While many Americans chase millionaire status by "sitting with lotto tickets" and "giving their cash to casinos" (which at least gets us out of the house), some make their money by being out of this world awesome. The 2009 Northrop Grumman Lunar Lander competition has been completed, awarding two million dollars to the winners - and advancing extraterrestrial science in the process.
The competition was to build a prototype lunar lander which could take off, hover, land on a bullseye and make a return trip - all inside a time limit, automated, and without assistance (because it'll be quite hard to get out and repair it on the moon). Two teams completed the Level 2 challenge, thrusting through the air for three minutes before landing on a rocky surface within one meter of the target point. You're not that good with a football, never mind building and coding an off-world roboprobe.

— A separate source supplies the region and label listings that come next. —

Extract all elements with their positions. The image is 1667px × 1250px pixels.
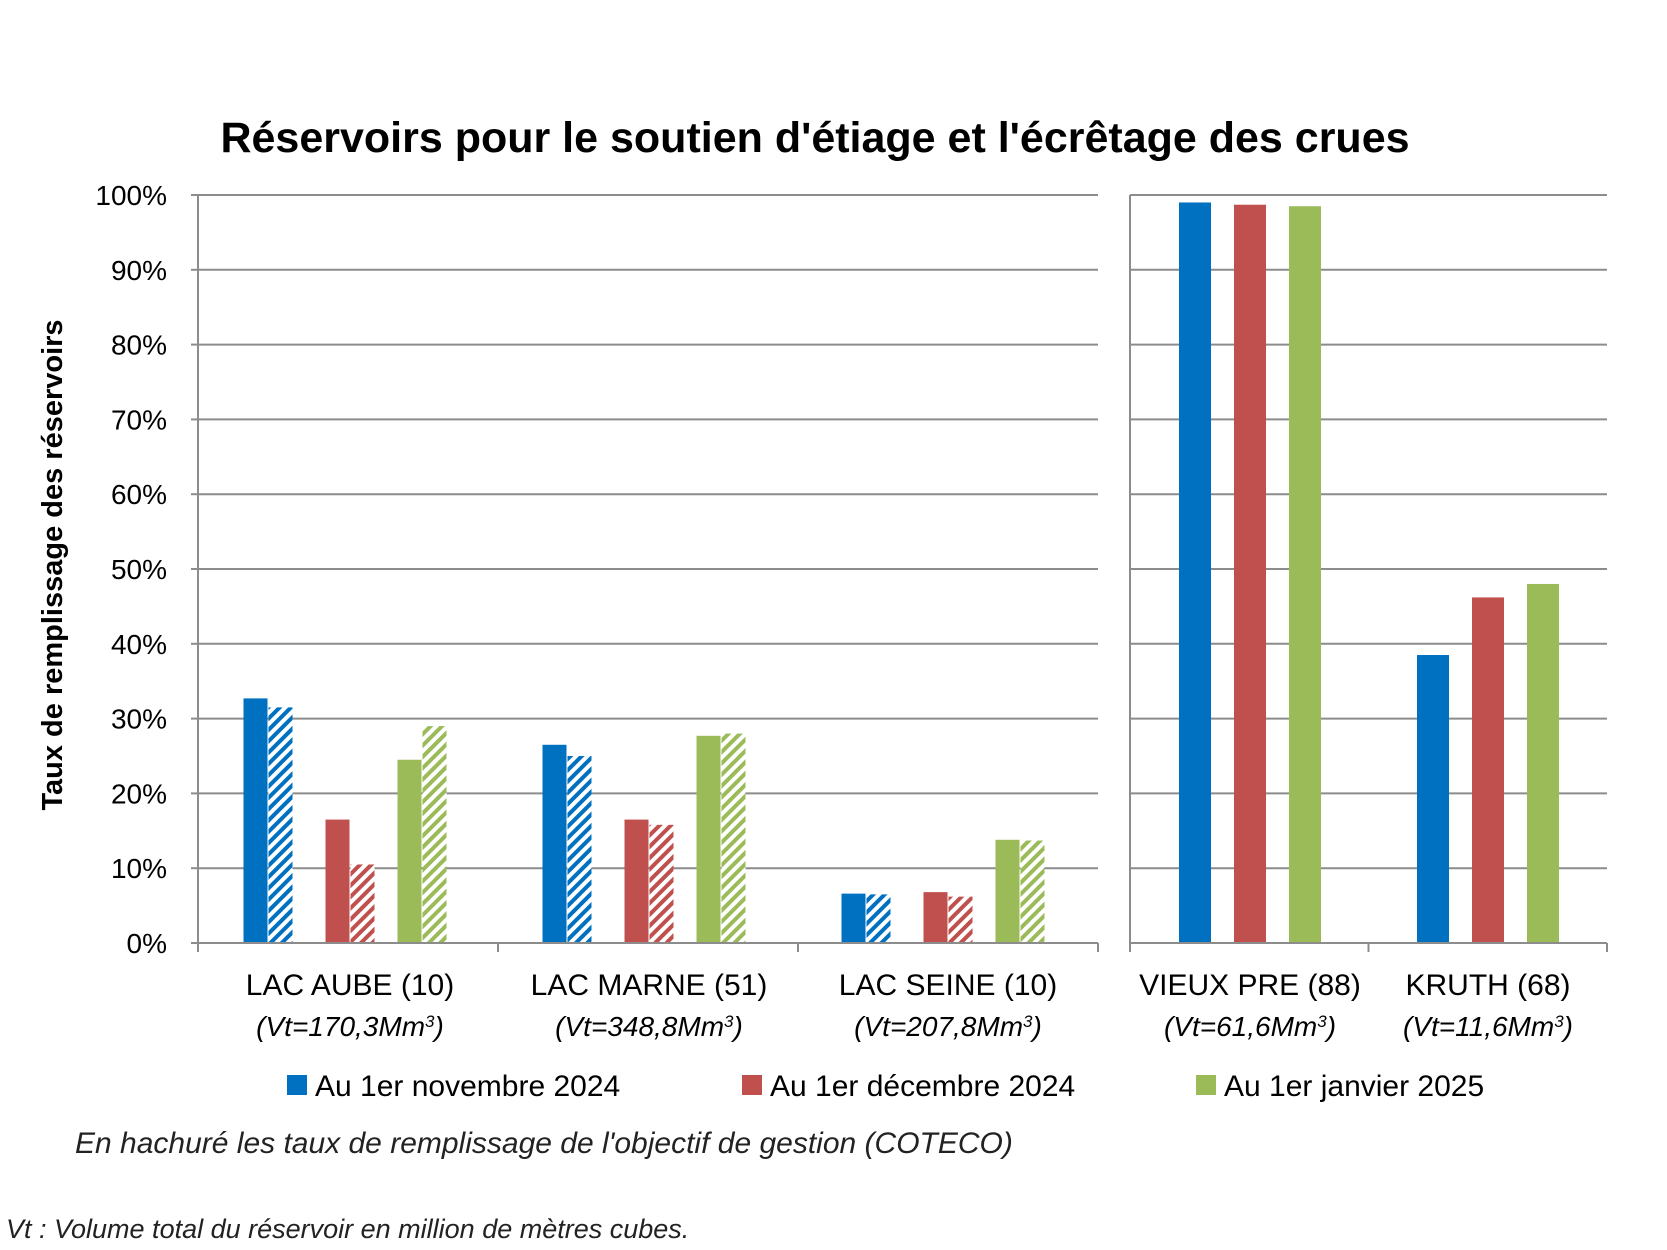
volume-note: Vt : Volume total du réservoir en millio… <box>6 1214 690 1244</box>
category-label: KRUTH (68) <box>1405 969 1570 1002</box>
category-volume-label: (Vt=11,6Mm3) <box>1403 1011 1573 1042</box>
legend-label: Au 1er janvier 2025 <box>1224 1070 1484 1103</box>
category-volume-label: (Vt=348,8Mm3) <box>555 1011 743 1042</box>
hatch-note: En hachuré les taux de remplissage de l'… <box>75 1127 1013 1160</box>
y-axis-label: Taux de remplissage des réservoirs <box>37 319 69 810</box>
bar <box>995 839 1020 943</box>
bar-objective <box>567 756 592 943</box>
legend-swatch <box>742 1075 762 1095</box>
legend-swatch <box>1196 1075 1216 1095</box>
bar <box>243 698 268 943</box>
y-tick-label: 10% <box>111 853 167 884</box>
y-tick-labels: 0% 10% 20% 30% 40% 50% 60% 70% 80% 90% 100% <box>95 180 167 959</box>
bar <box>1289 206 1321 944</box>
bar <box>923 892 948 943</box>
y-tick-label: 60% <box>111 479 167 510</box>
category-label: VIEUX PRE (88) <box>1139 969 1361 1002</box>
y-tick-label: 20% <box>111 778 167 809</box>
bar <box>325 819 350 943</box>
bar <box>1417 655 1449 943</box>
bar-objective <box>948 896 973 943</box>
bar <box>397 759 422 943</box>
legend-swatch <box>287 1075 307 1095</box>
legend-label: Au 1er novembre 2024 <box>315 1070 620 1103</box>
category-volume-label: (Vt=207,8Mm3) <box>854 1011 1042 1042</box>
category-label: LAC AUBE (10) <box>246 969 454 1002</box>
bar <box>542 744 567 943</box>
bar-objective <box>1020 840 1045 943</box>
bar <box>1472 597 1504 943</box>
bar <box>841 893 866 943</box>
legend: Au 1er novembre 2024 Au 1er décembre 2024… <box>287 1070 1484 1103</box>
y-tick-label: 90% <box>111 255 167 286</box>
x-axis <box>191 194 1608 952</box>
category-volume-label: (Vt=170,3Mm3) <box>256 1011 444 1042</box>
bars <box>243 202 1559 944</box>
bar <box>624 819 649 943</box>
x-tick-labels: LAC AUBE (10) (Vt=170,3Mm3) LAC MARNE (51)… <box>246 969 1573 1042</box>
y-tick-label: 100% <box>95 180 167 211</box>
legend-label: Au 1er décembre 2024 <box>770 1070 1075 1103</box>
category-label: LAC MARNE (51) <box>531 969 768 1002</box>
chart-title: Réservoirs pour le soutien d'étiage et l… <box>220 114 1409 162</box>
y-tick-label: 80% <box>111 330 167 361</box>
bar-objective <box>866 894 891 943</box>
bar <box>1234 204 1266 943</box>
bar-objective <box>649 824 674 943</box>
bar-objective <box>721 733 746 943</box>
y-tick-label: 50% <box>111 554 167 585</box>
bar-objective <box>350 864 375 943</box>
category-label: LAC SEINE (10) <box>839 969 1057 1002</box>
bar <box>696 735 721 943</box>
bar-objective <box>268 707 293 943</box>
bar-objective <box>422 726 447 943</box>
y-tick-label: 30% <box>111 704 167 735</box>
bar <box>1527 583 1559 943</box>
y-tick-label: 40% <box>111 629 167 660</box>
category-volume-label: (Vt=61,6Mm3) <box>1164 1011 1336 1042</box>
y-tick-label: 70% <box>111 404 167 435</box>
y-tick-label: 0% <box>127 928 167 959</box>
bar <box>1179 202 1211 944</box>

Masten Space Systems took away a solid million bucks, with second placed Armadillo Aerospace cleaning up with five hundred thousand (the rest of the money going to other Level 1 entrants who managed a minute and a half in the air). There was some controversy over the placement with Armadillo arguing over how Masten were allowed an extra day of flight, proving that even at the very limits of human achievement there's still as strong "I WANNA WIN" vibe - indeed, it's exactly that inherently human quality that the X Prize foundation harnesses for good in these competitions.
The thing is, human sports like the Olympics enforce incredibly strict regulations because, well, because we can do all that stuff already. We've got machines that can run in straight lines and toss pointless little balls far faster and further than any person, which is why we have to niggle and measure to make sure the "best" person that year wins. When it's building affordable lunar landers, we don't actually have any of those yet. The judges aren't going to set the moon mission back a year just so the silver medalist doesn't cry "That's not fair!" They're going to see if the gadgets work - which they do!
Luckily, all involved are professionals, and the Armadillo spokesman acknowledged that the rules give the judges power to do whatever they like. And with incredible events like this happening more often, it's only a matter of time until humanity has the same freedom.